The Bank of Japan (BOJ) made the decision to hold rates steady at its meeting this week, leaving room for further stimulus in the coming months. The move indicates that further rate adjustments and asset purchases are still on the table.
Inflation remains far below the Bank of Japan’s 2% goal. With continued slow growth, analysts predict another expansion mid-year. Governor Haruhiko Kuroda noted that the full impact of the negative rate does not have be realized before making another move.
Kuroda is under intense pressure, as corporate and household sentiment diminishes. Investors are concerned that central banks have reached their limits on monetary policy.
The BOJ’s statement indicates a downgrade in its economic outlook, which supports expectations of a move somewhere between April and July.
Economists expect the BOJ to cut negative rates even further to stoke the economy.
The Bank of Japan isn’t the only bank seeing financial markets move against them. The ECB (European Central Bank) implemented an aggressive monetary stimulus package, but the move still did not please many investors.
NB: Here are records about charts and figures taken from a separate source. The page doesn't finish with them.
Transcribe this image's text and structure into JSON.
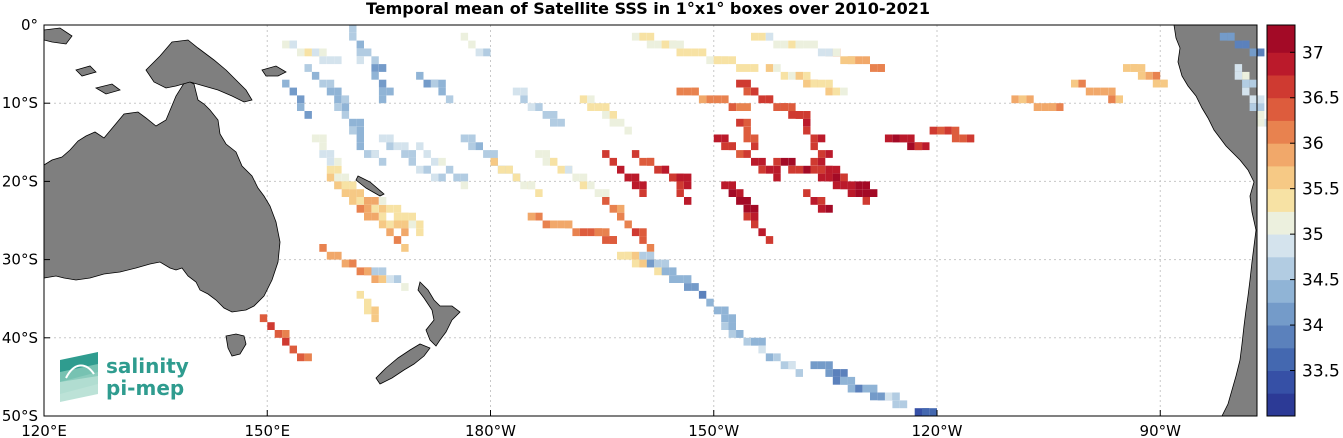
{
  "title": "Temporal mean of Satellite SSS in 1°x1° boxes over 2010-2021",
  "logo": {
    "line1": "salinity",
    "line2": "pi-mep"
  },
  "axes": {
    "x_ticks": [
      {
        "lon": 120,
        "label": "120°E"
      },
      {
        "lon": 150,
        "label": "150°E"
      },
      {
        "lon": 180,
        "label": "180°W"
      },
      {
        "lon": 210,
        "label": "150°W"
      },
      {
        "lon": 240,
        "label": "120°W"
      },
      {
        "lon": 270,
        "label": "90°W"
      }
    ],
    "y_ticks": [
      {
        "lat": 0,
        "label": "0°"
      },
      {
        "lat": -10,
        "label": "10°S"
      },
      {
        "lat": -20,
        "label": "20°S"
      },
      {
        "lat": -30,
        "label": "30°S"
      },
      {
        "lat": -40,
        "label": "40°S"
      },
      {
        "lat": -50,
        "label": "50°S"
      }
    ],
    "lon_range": [
      120,
      283
    ],
    "lat_range": [
      -50,
      0
    ],
    "grid": true
  },
  "colorbar": {
    "range": [
      33.0,
      37.3
    ],
    "tick_labels": [
      "37",
      "36.5",
      "36",
      "35.5",
      "35",
      "34.5",
      "34",
      "33.5"
    ],
    "tick_values": [
      37,
      36.5,
      36,
      35.5,
      35,
      34.5,
      34,
      33.5
    ],
    "colors": [
      "#2c3a96",
      "#3650a6",
      "#4468b0",
      "#5b81bc",
      "#749bc9",
      "#90b4d6",
      "#b2cce2",
      "#d4e3ed",
      "#ecf0de",
      "#f7e2a4",
      "#f6c985",
      "#f1a86a",
      "#e8824f",
      "#dd5c3d",
      "#cf3a31",
      "#bb1a2b",
      "#a30a26"
    ],
    "color_min": 33.0,
    "color_step": 0.25
  },
  "chart_data": {
    "type": "heatmap",
    "variable": "SSS",
    "units": "pss",
    "segments": [
      {
        "lon": [
          152,
          158
        ],
        "lat": [
          -2,
          -4
        ],
        "value": 35.1
      },
      {
        "lon": [
          155,
          160
        ],
        "lat": [
          -5,
          -10
        ],
        "value": 34.5
      },
      {
        "lon": [
          152,
          155
        ],
        "lat": [
          -7,
          -11
        ],
        "value": 34.2
      },
      {
        "lon": [
          159,
          162
        ],
        "lat": [
          -10,
          -14
        ],
        "value": 34.5
      },
      {
        "lon": [
          162,
          165
        ],
        "lat": [
          -15,
          -17
        ],
        "value": 34.6
      },
      {
        "lon": [
          156,
          159
        ],
        "lat": [
          -14,
          -20
        ],
        "value": 35.1
      },
      {
        "lon": [
          158,
          168
        ],
        "lat": [
          -19,
          -26
        ],
        "value": 35.6
      },
      {
        "lon": [
          160,
          168
        ],
        "lat": [
          -21,
          -28
        ],
        "value": 35.9
      },
      {
        "lon": [
          157,
          164
        ],
        "lat": [
          -28,
          -32
        ],
        "value": 36.0
      },
      {
        "lon": [
          164,
          168
        ],
        "lat": [
          -31,
          -33
        ],
        "value": 34.8
      },
      {
        "lon": [
          165,
          170
        ],
        "lat": [
          -22,
          -26
        ],
        "value": 35.2
      },
      {
        "lon": [
          165,
          172
        ],
        "lat": [
          -14,
          -19
        ],
        "value": 34.6
      },
      {
        "lon": [
          170,
          176
        ],
        "lat": [
          -15,
          -20
        ],
        "value": 34.9
      },
      {
        "lon": [
          176,
          183
        ],
        "lat": [
          -14,
          -19
        ],
        "value": 34.5
      },
      {
        "lon": [
          180,
          186
        ],
        "lat": [
          -17,
          -21
        ],
        "value": 35.4
      },
      {
        "lon": [
          186,
          194
        ],
        "lat": [
          -16,
          -21
        ],
        "value": 35.2
      },
      {
        "lon": [
          183,
          188
        ],
        "lat": [
          -8,
          -12
        ],
        "value": 34.7
      },
      {
        "lon": [
          161,
          162
        ],
        "lat": [
          0,
          -4
        ],
        "value": 34.6
      },
      {
        "lon": [
          164,
          165
        ],
        "lat": [
          -4,
          -9
        ],
        "value": 34.4
      },
      {
        "lon": [
          195,
          200
        ],
        "lat": [
          -16,
          -21
        ],
        "value": 36.9
      },
      {
        "lon": [
          199,
          206
        ],
        "lat": [
          -16,
          -20
        ],
        "value": 36.7
      },
      {
        "lon": [
          192,
          198
        ],
        "lat": [
          -9,
          -13
        ],
        "value": 35.4
      },
      {
        "lon": [
          205,
          213
        ],
        "lat": [
          -8,
          -10
        ],
        "value": 36.1
      },
      {
        "lon": [
          213,
          222
        ],
        "lat": [
          -7,
          -12
        ],
        "value": 36.6
      },
      {
        "lon": [
          217,
          226
        ],
        "lat": [
          -5,
          -8
        ],
        "value": 35.4
      },
      {
        "lon": [
          210,
          218
        ],
        "lat": [
          -14,
          -19
        ],
        "value": 36.7
      },
      {
        "lon": [
          218,
          225
        ],
        "lat": [
          -17,
          -19
        ],
        "value": 36.9
      },
      {
        "lon": [
          223,
          230
        ],
        "lat": [
          -17,
          -21
        ],
        "value": 36.9
      },
      {
        "lon": [
          221,
          224
        ],
        "lat": [
          -11,
          -17
        ],
        "value": 36.8
      },
      {
        "lon": [
          211,
          217
        ],
        "lat": [
          -20,
          -27
        ],
        "value": 36.9
      },
      {
        "lon": [
          204,
          206
        ],
        "lat": [
          -19,
          -22
        ],
        "value": 36.8
      },
      {
        "lon": [
          213,
          215
        ],
        "lat": [
          -12,
          -15
        ],
        "value": 36.7
      },
      {
        "lon": [
          226,
          230
        ],
        "lat": [
          -20,
          -22
        ],
        "value": 36.8
      },
      {
        "lon": [
          222,
          224
        ],
        "lat": [
          -21,
          -23
        ],
        "value": 36.8
      },
      {
        "lon": [
          233,
          237
        ],
        "lat": [
          -14,
          -15
        ],
        "value": 36.9
      },
      {
        "lon": [
          239,
          244
        ],
        "lat": [
          -13,
          -14
        ],
        "value": 36.5
      },
      {
        "lon": [
          225,
          232
        ],
        "lat": [
          -3,
          -5
        ],
        "value": 35.9
      },
      {
        "lon": [
          250,
          255
        ],
        "lat": [
          -9,
          -10
        ],
        "value": 35.9
      },
      {
        "lon": [
          258,
          264
        ],
        "lat": [
          -7,
          -9
        ],
        "value": 35.8
      },
      {
        "lon": [
          265,
          270
        ],
        "lat": [
          -5,
          -7
        ],
        "value": 35.6
      },
      {
        "lon": [
          199,
          214
        ],
        "lat": [
          -1,
          -5
        ],
        "value": 35.3
      },
      {
        "lon": [
          215,
          226
        ],
        "lat": [
          -1,
          -3
        ],
        "value": 35.1
      },
      {
        "lon": [
          185,
          196
        ],
        "lat": [
          -24,
          -27
        ],
        "value": 36.1
      },
      {
        "lon": [
          195,
          201
        ],
        "lat": [
          -22,
          -28
        ],
        "value": 36.3
      },
      {
        "lon": [
          197,
          203
        ],
        "lat": [
          -29,
          -31
        ],
        "value": 35.5
      },
      {
        "lon": [
          200,
          206
        ],
        "lat": [
          -29,
          -33
        ],
        "value": 34.4
      },
      {
        "lon": [
          208,
          212
        ],
        "lat": [
          -34,
          -38
        ],
        "value": 34.1
      },
      {
        "lon": [
          211,
          221
        ],
        "lat": [
          -38,
          -44
        ],
        "value": 34.6
      },
      {
        "lon": [
          223,
          227
        ],
        "lat": [
          -43,
          -45
        ],
        "value": 33.9
      },
      {
        "lon": [
          226,
          232
        ],
        "lat": [
          -45,
          -47
        ],
        "value": 34.2
      },
      {
        "lon": [
          233,
          234
        ],
        "lat": [
          -47,
          -48
        ],
        "value": 34.6
      },
      {
        "lon": [
          237,
          238
        ],
        "lat": [
          -49,
          -49
        ],
        "value": 33.5
      },
      {
        "lon": [
          162,
          164
        ],
        "lat": [
          -34,
          -37
        ],
        "value": 35.4
      },
      {
        "lon": [
          149,
          154
        ],
        "lat": [
          -37,
          -42
        ],
        "value": 36.5
      },
      {
        "lon": [
          278,
          283
        ],
        "lat": [
          -1,
          -3
        ],
        "value": 34.0
      },
      {
        "lon": [
          280,
          283
        ],
        "lat": [
          -5,
          -12
        ],
        "value": 34.8
      },
      {
        "lon": [
          176,
          178
        ],
        "lat": [
          -1,
          -3
        ],
        "value": 35.0
      },
      {
        "lon": [
          170,
          174
        ],
        "lat": [
          -6,
          -9
        ],
        "value": 34.4
      }
    ]
  }
}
The Federal Reserve in the U.S. kicked off its two-day monetary policy meeting on Tuesday.
The Bank of Japan is refining its new policy, exempting money reserve funds from the negative rate in a move to appease institutional investors who are not pleased with the policy.
Economic data since the BOJ’s meeting in late January shows very little recovery momentum. Its key consumer-price measure was unchanged in January, and sentiment among businesses and consumers has declined.
The yen moved ahead against the dollar at 113.06, 6% higher than at the start of the year. Gains in the currency jeopardize corporate profits growth, especially in exports. A stronger yen will also impact inflation due to reduced import costs.
The Bank of Japan stated that it would be examining “risks to economic activity and prices,” and noted that it would take further easing measures in terms of quality, quantity and interest rate if deemed necessary.